Even before the first robotic landings, Moon dust has been the bête noire of space engineers. At one time, so little was known about the lunar surface that it was feared that the craters and perhaps whole lunar seas might be filled with very fine dust that would swallow spacecraft like some cosmic quicksand.
Fortunately, that turned out not to be the case, but what the first explorers found was almost as bad. The lunar dust encountered by the Apollo astronauts and the robotic probes like Surveyor and the Soviet Lunokhod was extremely clingy due to the complete absence of water and an abundance of static electricity, so it coated everything.
Worse, the dust was made of very sharp and abrasive particles that wore out machinery and spacesuits in short order. It was also a strong thermal insulator that almost overheated the rover used on Apollo 17 and destroyed the Lunokhod 2 rover by coating its radiator.
For these reasons, and a number of others, the cliche scene of a moon base sitting serene on the lunar soil is exactly what engineers would like to avoid. The obvious answer is to do what we do on Earth, which is to pave over the roads and work areas. Since asphalt is hard to come by on the Moon, ESA scientists led by Germany’s BAM Institute of Materials Research and Testing have turned to lasers.
The concept isn't new.
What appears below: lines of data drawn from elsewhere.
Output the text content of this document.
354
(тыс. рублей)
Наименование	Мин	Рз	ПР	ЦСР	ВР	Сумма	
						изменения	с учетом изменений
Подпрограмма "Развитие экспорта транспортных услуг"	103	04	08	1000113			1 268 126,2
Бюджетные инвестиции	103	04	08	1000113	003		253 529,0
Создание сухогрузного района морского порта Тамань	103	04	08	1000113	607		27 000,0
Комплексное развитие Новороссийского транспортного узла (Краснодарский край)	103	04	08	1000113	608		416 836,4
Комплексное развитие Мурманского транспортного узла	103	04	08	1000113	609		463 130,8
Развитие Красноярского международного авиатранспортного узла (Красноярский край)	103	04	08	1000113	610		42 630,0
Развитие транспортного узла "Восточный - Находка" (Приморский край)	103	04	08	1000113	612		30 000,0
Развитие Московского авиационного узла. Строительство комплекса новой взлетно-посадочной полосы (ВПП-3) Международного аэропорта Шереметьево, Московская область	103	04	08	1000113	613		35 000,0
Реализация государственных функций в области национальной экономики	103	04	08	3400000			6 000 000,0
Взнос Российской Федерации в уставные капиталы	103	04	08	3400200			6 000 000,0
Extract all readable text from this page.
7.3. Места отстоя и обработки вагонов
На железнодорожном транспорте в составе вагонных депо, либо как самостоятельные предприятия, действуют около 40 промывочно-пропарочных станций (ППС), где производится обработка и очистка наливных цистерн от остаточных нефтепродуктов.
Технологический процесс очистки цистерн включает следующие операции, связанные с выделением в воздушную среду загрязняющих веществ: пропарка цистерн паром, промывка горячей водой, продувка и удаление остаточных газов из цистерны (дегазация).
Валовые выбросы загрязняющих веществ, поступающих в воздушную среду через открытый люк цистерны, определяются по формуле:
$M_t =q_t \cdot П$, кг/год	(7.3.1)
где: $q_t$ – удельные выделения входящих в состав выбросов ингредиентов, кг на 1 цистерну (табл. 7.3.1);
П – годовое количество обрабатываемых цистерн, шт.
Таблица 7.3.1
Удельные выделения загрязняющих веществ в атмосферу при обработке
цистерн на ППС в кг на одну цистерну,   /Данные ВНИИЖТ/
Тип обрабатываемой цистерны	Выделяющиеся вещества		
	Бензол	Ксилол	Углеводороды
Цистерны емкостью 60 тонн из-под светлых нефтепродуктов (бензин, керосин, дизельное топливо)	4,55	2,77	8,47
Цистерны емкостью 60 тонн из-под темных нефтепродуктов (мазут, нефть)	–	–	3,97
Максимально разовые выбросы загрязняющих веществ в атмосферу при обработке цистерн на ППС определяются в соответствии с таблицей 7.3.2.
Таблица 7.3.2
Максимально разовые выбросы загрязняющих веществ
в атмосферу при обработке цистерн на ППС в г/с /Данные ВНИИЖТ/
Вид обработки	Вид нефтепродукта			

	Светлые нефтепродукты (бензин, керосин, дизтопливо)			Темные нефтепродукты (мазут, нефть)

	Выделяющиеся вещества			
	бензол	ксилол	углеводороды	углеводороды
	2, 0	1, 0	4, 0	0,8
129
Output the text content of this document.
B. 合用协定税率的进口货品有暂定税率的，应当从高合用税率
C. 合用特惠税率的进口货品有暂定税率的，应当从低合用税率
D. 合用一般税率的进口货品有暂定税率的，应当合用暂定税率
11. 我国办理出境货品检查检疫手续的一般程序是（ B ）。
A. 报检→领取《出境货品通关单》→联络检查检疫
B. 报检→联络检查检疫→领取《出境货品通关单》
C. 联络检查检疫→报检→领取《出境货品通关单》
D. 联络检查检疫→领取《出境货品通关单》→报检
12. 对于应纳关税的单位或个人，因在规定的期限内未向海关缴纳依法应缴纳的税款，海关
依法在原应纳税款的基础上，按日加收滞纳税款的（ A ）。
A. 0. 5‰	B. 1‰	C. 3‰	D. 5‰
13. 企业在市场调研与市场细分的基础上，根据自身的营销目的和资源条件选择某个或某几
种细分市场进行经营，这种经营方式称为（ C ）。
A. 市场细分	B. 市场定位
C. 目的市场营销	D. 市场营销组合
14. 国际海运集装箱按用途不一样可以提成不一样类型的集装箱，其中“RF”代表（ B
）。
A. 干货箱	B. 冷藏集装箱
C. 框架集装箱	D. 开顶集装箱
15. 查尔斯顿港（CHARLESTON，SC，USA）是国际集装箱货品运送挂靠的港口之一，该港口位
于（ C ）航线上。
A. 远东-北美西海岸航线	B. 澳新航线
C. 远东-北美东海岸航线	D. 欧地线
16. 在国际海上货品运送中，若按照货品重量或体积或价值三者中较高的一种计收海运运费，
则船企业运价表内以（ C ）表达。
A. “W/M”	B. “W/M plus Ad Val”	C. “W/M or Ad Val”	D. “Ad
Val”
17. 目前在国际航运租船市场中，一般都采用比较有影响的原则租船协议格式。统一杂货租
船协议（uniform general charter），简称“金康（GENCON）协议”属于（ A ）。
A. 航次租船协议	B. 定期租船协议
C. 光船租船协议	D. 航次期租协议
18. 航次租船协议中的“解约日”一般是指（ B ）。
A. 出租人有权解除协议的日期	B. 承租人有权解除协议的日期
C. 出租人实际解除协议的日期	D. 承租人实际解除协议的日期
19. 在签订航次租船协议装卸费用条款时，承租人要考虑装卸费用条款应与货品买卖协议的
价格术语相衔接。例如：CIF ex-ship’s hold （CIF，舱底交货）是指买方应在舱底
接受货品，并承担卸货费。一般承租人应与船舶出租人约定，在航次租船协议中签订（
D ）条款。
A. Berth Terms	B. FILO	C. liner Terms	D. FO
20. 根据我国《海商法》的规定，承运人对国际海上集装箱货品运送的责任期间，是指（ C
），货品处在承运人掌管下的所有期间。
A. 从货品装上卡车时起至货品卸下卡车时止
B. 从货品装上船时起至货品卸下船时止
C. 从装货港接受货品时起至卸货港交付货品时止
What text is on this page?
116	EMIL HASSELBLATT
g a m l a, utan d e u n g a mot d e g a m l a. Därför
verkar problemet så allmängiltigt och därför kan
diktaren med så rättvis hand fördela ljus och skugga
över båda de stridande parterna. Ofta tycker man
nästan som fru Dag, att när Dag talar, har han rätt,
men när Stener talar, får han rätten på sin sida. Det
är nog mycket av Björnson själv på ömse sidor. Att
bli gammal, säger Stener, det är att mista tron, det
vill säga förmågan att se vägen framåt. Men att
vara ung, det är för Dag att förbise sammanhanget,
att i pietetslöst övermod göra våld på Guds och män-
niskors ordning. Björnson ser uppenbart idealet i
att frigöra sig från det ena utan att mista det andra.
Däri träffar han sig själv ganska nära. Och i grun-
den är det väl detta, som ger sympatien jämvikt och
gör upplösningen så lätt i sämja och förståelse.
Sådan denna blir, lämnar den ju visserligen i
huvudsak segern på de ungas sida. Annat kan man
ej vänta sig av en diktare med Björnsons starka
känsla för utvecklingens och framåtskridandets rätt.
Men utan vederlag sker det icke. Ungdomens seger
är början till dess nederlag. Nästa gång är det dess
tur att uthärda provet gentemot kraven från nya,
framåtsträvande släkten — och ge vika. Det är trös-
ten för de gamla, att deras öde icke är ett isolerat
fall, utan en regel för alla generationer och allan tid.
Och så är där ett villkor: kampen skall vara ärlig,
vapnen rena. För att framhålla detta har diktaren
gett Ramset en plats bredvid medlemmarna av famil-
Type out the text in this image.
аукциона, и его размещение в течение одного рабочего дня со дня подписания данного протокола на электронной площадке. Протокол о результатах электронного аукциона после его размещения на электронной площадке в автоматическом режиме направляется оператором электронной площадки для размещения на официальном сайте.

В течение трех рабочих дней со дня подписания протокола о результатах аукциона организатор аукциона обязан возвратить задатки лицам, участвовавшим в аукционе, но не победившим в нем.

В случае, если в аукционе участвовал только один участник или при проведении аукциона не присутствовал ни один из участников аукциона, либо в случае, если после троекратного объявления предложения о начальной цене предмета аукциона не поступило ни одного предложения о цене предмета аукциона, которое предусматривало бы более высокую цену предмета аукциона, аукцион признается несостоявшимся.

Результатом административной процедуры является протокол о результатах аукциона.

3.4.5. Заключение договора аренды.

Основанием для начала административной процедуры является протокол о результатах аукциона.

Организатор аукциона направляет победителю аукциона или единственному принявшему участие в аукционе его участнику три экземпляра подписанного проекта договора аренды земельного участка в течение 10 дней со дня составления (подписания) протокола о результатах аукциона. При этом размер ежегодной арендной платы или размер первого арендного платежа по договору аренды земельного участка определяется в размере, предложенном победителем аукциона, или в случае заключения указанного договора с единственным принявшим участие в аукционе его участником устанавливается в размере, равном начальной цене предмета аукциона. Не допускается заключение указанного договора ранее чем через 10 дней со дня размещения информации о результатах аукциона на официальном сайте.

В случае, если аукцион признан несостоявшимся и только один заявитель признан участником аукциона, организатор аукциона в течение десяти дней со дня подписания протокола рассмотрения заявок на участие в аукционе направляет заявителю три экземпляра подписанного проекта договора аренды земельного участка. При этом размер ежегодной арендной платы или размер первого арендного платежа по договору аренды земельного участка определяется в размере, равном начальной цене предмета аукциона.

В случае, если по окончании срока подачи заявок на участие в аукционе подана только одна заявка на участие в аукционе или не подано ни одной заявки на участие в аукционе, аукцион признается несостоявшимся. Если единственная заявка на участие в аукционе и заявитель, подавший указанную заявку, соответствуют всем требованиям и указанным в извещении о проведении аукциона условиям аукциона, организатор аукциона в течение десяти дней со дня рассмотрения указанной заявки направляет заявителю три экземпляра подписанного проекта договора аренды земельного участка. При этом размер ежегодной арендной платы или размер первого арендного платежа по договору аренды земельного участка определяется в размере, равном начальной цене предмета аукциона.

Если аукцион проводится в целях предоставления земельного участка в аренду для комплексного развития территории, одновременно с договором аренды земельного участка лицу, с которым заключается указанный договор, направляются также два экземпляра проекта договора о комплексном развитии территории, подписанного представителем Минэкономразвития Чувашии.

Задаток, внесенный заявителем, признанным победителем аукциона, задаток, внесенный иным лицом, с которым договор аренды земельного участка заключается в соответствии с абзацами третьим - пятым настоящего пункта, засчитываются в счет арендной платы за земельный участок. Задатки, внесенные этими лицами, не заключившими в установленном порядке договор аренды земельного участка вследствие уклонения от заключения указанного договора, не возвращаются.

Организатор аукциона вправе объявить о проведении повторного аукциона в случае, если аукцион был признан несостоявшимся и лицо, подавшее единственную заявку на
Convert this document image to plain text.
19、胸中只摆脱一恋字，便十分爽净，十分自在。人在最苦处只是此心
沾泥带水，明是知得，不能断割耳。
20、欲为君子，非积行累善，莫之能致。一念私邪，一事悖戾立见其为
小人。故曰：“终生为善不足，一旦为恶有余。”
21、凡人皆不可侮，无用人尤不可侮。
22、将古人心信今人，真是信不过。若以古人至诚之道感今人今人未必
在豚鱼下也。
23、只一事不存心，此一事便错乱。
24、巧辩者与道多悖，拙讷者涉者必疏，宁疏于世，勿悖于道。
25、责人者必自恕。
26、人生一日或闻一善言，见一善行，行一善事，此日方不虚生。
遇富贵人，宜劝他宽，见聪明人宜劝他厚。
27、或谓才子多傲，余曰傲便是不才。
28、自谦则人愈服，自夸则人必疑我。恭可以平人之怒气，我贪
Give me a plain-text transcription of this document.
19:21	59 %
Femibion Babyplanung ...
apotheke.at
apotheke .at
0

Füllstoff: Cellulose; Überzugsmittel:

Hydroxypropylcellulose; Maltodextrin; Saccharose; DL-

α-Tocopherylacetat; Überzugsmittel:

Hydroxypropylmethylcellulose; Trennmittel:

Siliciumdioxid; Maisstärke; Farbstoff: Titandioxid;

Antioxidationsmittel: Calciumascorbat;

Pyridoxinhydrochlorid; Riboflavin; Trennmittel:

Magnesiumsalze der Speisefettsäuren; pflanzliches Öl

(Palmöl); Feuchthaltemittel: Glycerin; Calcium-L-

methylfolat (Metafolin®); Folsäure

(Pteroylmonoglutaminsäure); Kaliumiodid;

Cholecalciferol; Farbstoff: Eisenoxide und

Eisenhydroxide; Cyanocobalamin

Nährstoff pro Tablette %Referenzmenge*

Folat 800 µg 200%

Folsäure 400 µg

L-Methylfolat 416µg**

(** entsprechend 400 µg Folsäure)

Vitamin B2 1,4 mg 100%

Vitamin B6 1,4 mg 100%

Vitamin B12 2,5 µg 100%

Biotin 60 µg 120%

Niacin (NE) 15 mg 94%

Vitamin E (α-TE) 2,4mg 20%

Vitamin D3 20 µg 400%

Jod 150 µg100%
In 1933, Will W. Beach suggested concentrating sunlight with giant lenses to melt sand to create roads. The ESA team wants to take a similar approach on the Moon using Fresnel lenses a couple of meters across to focus lunar sunlight. But to keep things simple for their experiments as part of the PAVER project, a 12-kilowatt carbon dioxide laser stands in for the Sun and lens.
Working with simulated lunar dust, the PAVER team is doing more than just turning small spots of dust into molten glass. Instead, the 4.5-cm-diameter (2-in) laser beam was used to produce different geometric shapes with a diameter of about 20 cm (8 in) that can be locked together like tiles to form large surfaces like roads and landing pads.
The material is glassy and brittle and can break under compression, but the tram says it can still be repaired in place and can be made stronger by melting larger areas and layering them. Eventually, it should be possible to build structures like a 100-m² (1,076-ft²) landing pad made of a 2-cm-thick (1-in) dense set of layers that can be constructed in about 115 days.
In addition, the PAVER methods could be used to create general building materials for other structures for lunar outposts.
The research was published in Nature Scientific Reports.